Japan's experience with masks goes back hundreds of years. Mining workers started using them during the Edo period, between the 17th and 19th centuries, to prevent inhalation of dust. The masks were often made from the pulp of plums, said Kazunari Onishi, author of "The Dignity of Masks" and an associate professor at St. Luke's International University in Tokyo.
Onishi said that early in the 20th century, the Japanese viewed masks as unattractive, but were persuaded to wear them during the 1918 flu pandemic. More recently, the Japanese public has used masks during the Sars and Mers outbreaks — which also left Japan relatively unscathed — as well as to protect against pollution and pollen.
During the current pandemic, scientists have found a correlation between high levels of mask-wearing — whether as a matter of culture or policy — and success in containing the virus.
"I think there is definitely evidence coming out of Covid that Japan, as well as other countries which practice mask-wearing, tend to do much better in flattening the curve," said Akiko Iwasaki, a professor of immunobiology at Yale.
The scientific evidence on whether a mask protects the wearer from infection is mixed. But experiments show that masks can be effective in blocking the emission of respiratory droplets that may contain the virus, even when someone has no symptoms of illness. And there is some evidence that infected people with no symptoms can still transmit the coronavirus.

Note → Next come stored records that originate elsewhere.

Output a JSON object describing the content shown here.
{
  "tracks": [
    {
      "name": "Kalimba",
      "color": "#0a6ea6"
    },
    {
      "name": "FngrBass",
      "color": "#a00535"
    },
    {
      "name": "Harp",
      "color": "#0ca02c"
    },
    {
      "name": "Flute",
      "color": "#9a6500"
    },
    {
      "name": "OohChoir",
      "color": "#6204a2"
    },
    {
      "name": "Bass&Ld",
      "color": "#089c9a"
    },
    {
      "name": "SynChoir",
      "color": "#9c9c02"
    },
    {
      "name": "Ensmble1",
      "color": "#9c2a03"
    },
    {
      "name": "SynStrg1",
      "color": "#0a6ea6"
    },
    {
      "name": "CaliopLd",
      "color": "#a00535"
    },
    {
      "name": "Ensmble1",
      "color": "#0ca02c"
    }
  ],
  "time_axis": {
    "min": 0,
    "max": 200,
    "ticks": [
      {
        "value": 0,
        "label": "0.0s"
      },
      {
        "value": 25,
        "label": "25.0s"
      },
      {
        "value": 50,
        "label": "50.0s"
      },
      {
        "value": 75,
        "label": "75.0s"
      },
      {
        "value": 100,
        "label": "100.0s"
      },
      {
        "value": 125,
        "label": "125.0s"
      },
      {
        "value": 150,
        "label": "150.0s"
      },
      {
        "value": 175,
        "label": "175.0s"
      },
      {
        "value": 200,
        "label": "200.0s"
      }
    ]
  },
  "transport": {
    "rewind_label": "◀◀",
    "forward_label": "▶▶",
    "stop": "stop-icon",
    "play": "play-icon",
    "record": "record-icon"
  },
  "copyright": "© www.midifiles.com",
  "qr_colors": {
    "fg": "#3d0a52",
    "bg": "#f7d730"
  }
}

A study published last month suggested that just talking can launch thousands of small droplets.
"Wearing a simple cloth mask could significantly block speech droplets from being released," two of the study's authors, Philip Anfinrud and Adriaan Bax of the National Institutes of Health, wrote in an email.
Dekai Wu, a professor of computer science and engineering at Hong Kong University of Science and Technology, has modelled the potential for mass mask-wearing to significantly reduce infections.
While it may be possible to establish only correlation, not causation, he said, "if the downside is nothing, and the upside is huge, then you take the bet."
Still, most scientists say, masks alone are not enough; social distancing is also needed.
"Many people think that just covering their mouth and nose is enough," Onishi said. "If they wear a mask, they think they can go to crowded areas, but that is still very dangerous."
My family and I have seen that kind of thinking in action. On a recent weekend, we masked up and went for a bicycle ride in Tokyo. After miles of coasting down quiet residential streets and along a flower-lined path, we took a turn into a surprisingly crowded shopping arcade.
As we wove through the crowds, I spotted a long, tightly packed line for coffee at a cafe. Inside a grocery store, nobody was paying much attention to the distance between customers. At a food stand, a huddle formed around the server's window.